Netflix Finally Has a Worthy Successor to Last Year’s 6-Part Masterpiece — And It’s a Returning Action Hit
Cobra Kai may be over, but Netflix isn’t leaving fans on the mat—the streamer has a knockout follow-up that makes a rewatch of 1984’s The Karate Kid feel almost quaint.
Now that Cobra Kai has wrapped, a lot of us are wandering around Netflix like, ok, where do I get my next hit of bruised knuckles, dumb decisions, and surprisingly tender life lessons? Good news: the service already has a worthy stand-in hiding in plain sight. It is not more Karate Kid nostalgia.
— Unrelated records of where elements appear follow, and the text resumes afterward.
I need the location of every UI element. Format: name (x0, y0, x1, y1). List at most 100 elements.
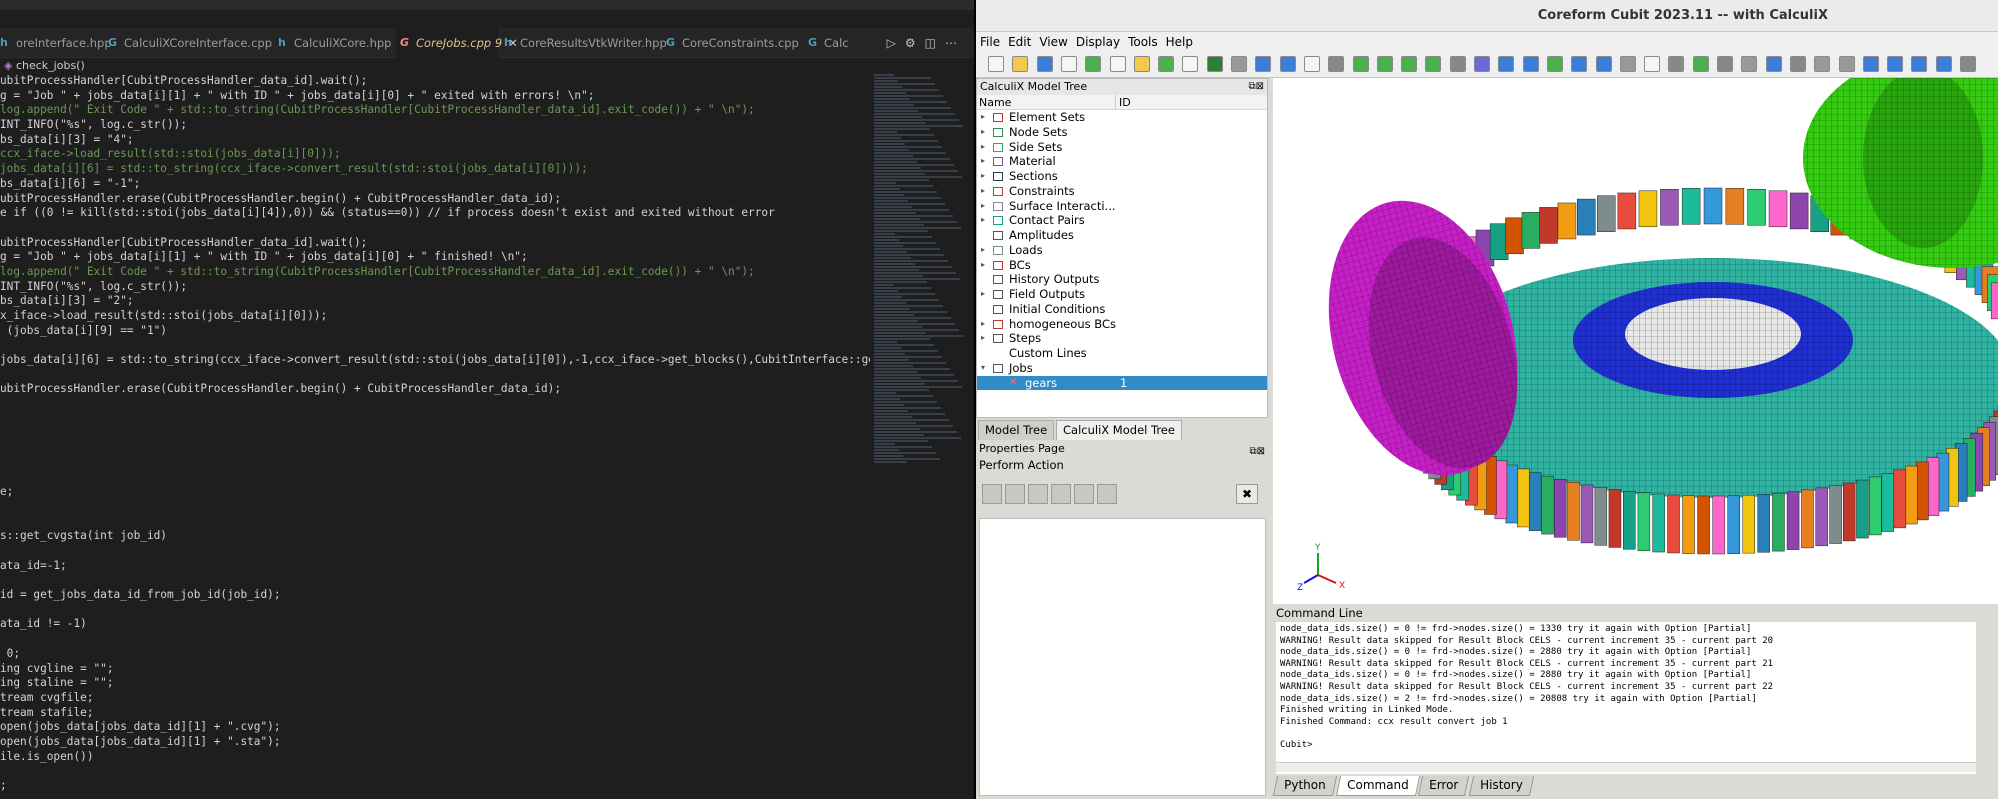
tree-item[interactable]: ▸ Material (977, 154, 1267, 169)
toolbar-icon[interactable] (1644, 56, 1661, 72)
action-icon[interactable] (1051, 484, 1071, 504)
chevron-right-icon[interactable]: ▸ (981, 125, 985, 140)
menu-display[interactable]: Display (1072, 32, 1124, 52)
tab-oreinterface[interactable]: h oreInterface.hpp (0, 28, 112, 58)
tab-history[interactable]: History (1468, 776, 1534, 796)
toolbar-icon[interactable] (1425, 56, 1442, 72)
split-icon[interactable]: ◫ (925, 36, 945, 50)
toolbar-icon[interactable] (1789, 56, 1806, 72)
toolbar-icon[interactable] (1960, 56, 1976, 72)
toolbar-icon[interactable] (1401, 56, 1418, 72)
menu-file[interactable]: File (976, 32, 1004, 52)
action-icon[interactable] (1074, 484, 1094, 504)
chevron-right-icon[interactable]: ▸ (981, 317, 985, 332)
chevron-right-icon[interactable]: ▸ (981, 258, 985, 273)
chevron-right-icon[interactable]: ▸ (981, 184, 985, 199)
minimap[interactable] (874, 74, 970, 494)
toolbar-icon[interactable] (1741, 56, 1758, 72)
toolbar-icon[interactable] (1109, 56, 1126, 72)
panel-float-close-icons[interactable]: ⧉⊠ (1249, 443, 1265, 460)
tree-item[interactable]: Initial Conditions (977, 302, 1267, 317)
chevron-right-icon[interactable]: ▸ (981, 110, 985, 125)
tree-item[interactable]: ▸ Element Sets (977, 110, 1267, 125)
tree-item[interactable]: ▸ Contact Pairs (977, 213, 1267, 228)
toolbar-icon[interactable] (1595, 56, 1612, 72)
panel-float-close-icons[interactable]: ⧉⊠ (1248, 79, 1264, 95)
tree-item[interactable]: ▸ Field Outputs (977, 287, 1267, 302)
tab-python[interactable]: Python (1272, 776, 1337, 796)
tree-item[interactable]: ▸ Side Sets (977, 140, 1267, 155)
toolbar-icon[interactable] (1619, 56, 1636, 72)
chevron-right-icon[interactable]: ▸ (981, 213, 985, 228)
horizontal-scrollbar[interactable] (1276, 762, 1976, 772)
tab-error[interactable]: Error (1418, 776, 1470, 796)
toolbar-icon[interactable] (988, 56, 1004, 72)
tab-calculix-model-tree[interactable]: CalculiX Model Tree (1056, 420, 1182, 440)
menu-tools[interactable]: Tools (1124, 32, 1162, 52)
tab-calculixcoreinterface[interactable]: G CalculiXCoreInterface.cpp (104, 28, 272, 58)
toolbar-icon[interactable] (1474, 56, 1490, 72)
tab-coreconstraints[interactable]: G CoreConstraints.cpp (662, 28, 802, 58)
tab-command[interactable]: Command (1335, 776, 1420, 796)
toolbar-icon[interactable] (1935, 56, 1952, 72)
toolbar-icon[interactable] (1182, 56, 1199, 72)
toolbar-icon[interactable] (1668, 56, 1685, 72)
tab-model-tree[interactable]: Model Tree (978, 420, 1055, 440)
tab-calculixcore[interactable]: h CalculiXCore.hpp (274, 28, 394, 58)
chevron-right-icon[interactable]: ▸ (981, 243, 985, 258)
chevron-right-icon[interactable]: ▸ (981, 199, 985, 214)
toolbar-icon[interactable] (1571, 56, 1588, 72)
gear-icon[interactable]: ⚙ (905, 36, 925, 50)
tree-item[interactable]: Custom Lines (977, 346, 1267, 361)
menu-edit[interactable]: Edit (1004, 32, 1035, 52)
tree-item[interactable]: ▸ Steps (977, 331, 1267, 346)
run-icon[interactable]: ▷ (887, 36, 905, 50)
toolbar-icon[interactable] (1279, 56, 1296, 72)
toolbar-icon[interactable] (1303, 56, 1320, 72)
tree-item[interactable]: ▾ Jobs (977, 361, 1267, 376)
toolbar-icon[interactable] (1862, 56, 1879, 72)
tab-calc[interactable]: G Calc (804, 28, 858, 58)
toolbar-icon[interactable] (1838, 56, 1855, 72)
tree-item[interactable]: History Outputs (977, 272, 1267, 287)
more-icon[interactable]: ⋯ (945, 36, 966, 50)
toolbar-icon[interactable] (1911, 56, 1928, 72)
command-output[interactable]: node_data_ids.size() = 0 != frd->nodes.s… (1276, 622, 1976, 774)
toolbar-icon[interactable] (1376, 56, 1393, 72)
toolbar-icon[interactable] (1765, 56, 1782, 72)
tree-item[interactable]: ▸ Sections (977, 169, 1267, 184)
action-icon[interactable] (1028, 484, 1048, 504)
toolbar-icon[interactable] (1085, 56, 1102, 72)
toolbar-icon[interactable] (1814, 56, 1831, 72)
tree-item[interactable]: ▸ Node Sets (977, 125, 1267, 140)
tree-item[interactable]: ▸ Surface Interacti... (977, 199, 1267, 214)
toolbar-icon[interactable] (1328, 56, 1345, 72)
toolbar-icon[interactable] (1692, 56, 1709, 72)
code-area[interactable]: ubitProcessHandler[CubitProcessHandler_d… (0, 74, 870, 794)
menu-view[interactable]: View (1035, 32, 1071, 52)
tree-item[interactable]: ▸ BCs (977, 258, 1267, 273)
toolbar-icon[interactable] (1206, 56, 1223, 72)
toolbar-icon[interactable] (1158, 56, 1175, 72)
tree-item[interactable]: ▸ Constraints (977, 184, 1267, 199)
chevron-right-icon[interactable]: ▸ (981, 154, 985, 169)
chevron-right-icon[interactable]: ▸ (981, 287, 985, 302)
toolbar-icon[interactable] (1717, 56, 1733, 72)
tree-item[interactable]: ▸ Loads (977, 243, 1267, 258)
clear-action-button[interactable]: ✖ (1236, 484, 1258, 504)
tab-coreresultsvtkwriter[interactable]: h CoreResultsVtkWriter.hpp (500, 28, 667, 58)
toolbar-icon[interactable] (1887, 56, 1904, 72)
chevron-right-icon[interactable]: ▸ (981, 140, 985, 155)
toolbar-icon[interactable] (1352, 56, 1369, 72)
toolbar-icon[interactable] (1522, 56, 1539, 72)
toolbar-icon[interactable] (1133, 56, 1150, 72)
menu-help[interactable]: Help (1162, 32, 1197, 52)
toolbar-icon[interactable] (1546, 56, 1563, 72)
3d-viewport[interactable]: Y X Z (1273, 78, 1998, 610)
toolbar-icon[interactable] (1036, 56, 1053, 72)
action-icon[interactable] (1005, 484, 1025, 504)
tree-item[interactable]: Amplitudes (977, 228, 1267, 243)
toolbar-icon[interactable] (1231, 56, 1247, 72)
action-icon[interactable] (982, 484, 1002, 504)
toolbar-icon[interactable] (1449, 56, 1466, 72)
It is a Korean boxing crime burner called Bloodhounds, and it scratches the same itch — just with a meaner right hook.
Quick rewind: from simple Karate Kid to six seasons of messy fallout
Go back to 1984 and The Karate Kid is still a blast, but watch it today and the story is about as straight as they come: Ralph Macchio’s scrappy underdog Daniel LaRusso beats school bully Johnny Lawrence, hoists a trophy, credits roll. Fun, but abrupt. You are left wondering what actually became of these people.
Cobra Kai answered that. Across six seasons, the Netflix revival filled in the decades after the tournament, turned Johnny and Daniel into complicated, often conflicted adults, and let their old high school feud metastasize into something way messier. The show bowed out in 2025, leaving a pretty obvious hole for fans who like fists and feelings delivered in the same half hour.
Why Bloodhounds is the next thing you should queue up
Bloodhounds is a South Korean crime drama with boxing gloves on. Woo Do-hwan plays Kim Gun-woo, a kind-hearted former Marine who wants to become a champion so he can pay back his single mom for basically carrying his entire life on her shoulders. He is nowhere near that dream when his mom gets sucked into Smile Capital — the sort of harmless-sounding lender that is, in reality, an illegal payday outfit with loan sharks and sky-high interest rates doing the real enforcement.
Park Sung-woong is Kim Myeong-gil, Smile Capital’s CEO and the smiling problem at the center of it all. To fight back, Gun-woo teams with Hong Woo-jin, a fellow ex-Marine with a delinquent streak. The two dive into the city’s criminal underbelly, and the show does not blink when it is time to crack ribs. It is a bone-by-bone march to the heart of Smile Capital’s operation, and it gets ugly in exactly the way this kind of story should.
Does it feel like Cobra Kai? More than you might expect
- The two-lead dynamic clicks: Gun-woo and Woo-jin play off each other like different sides of the same fighter, echoing Johnny and Daniel’s odd-couple energy (minus the high school history).
- It is not just ring drama. Both shows thread organized crime through their fight stories, following talented brawlers who keep looking for a legitimate path and finding trouble instead.
- Tonally, Bloodhounds goes darker than even Cobra Kai’s saddest arcs. The violence is heavier, the morality grayer, and the consequences land with more weight — which is exactly why it feels like a spiritual match.
- And here is the curveball: compared to the 2025 theatrical reboot, Karate Kid: Legends — which leans back into the clean, crowd-pleasing simplicity of the original franchise — Bloodhounds is actually closer to Cobra Kai’s vibe. It brings the grit, the bruises, and the complicated choices, not just the triumphant freeze-frame.
The bottom line
If you miss Cobra Kai’s blend of brawls, heart, and bad decisions made by people you somehow still root for, Bloodhounds is your next stop. It is not a nostalgia play and it does not want to be. It is meaner, rougher, and sharper — and that is exactly why it works as the follow-up.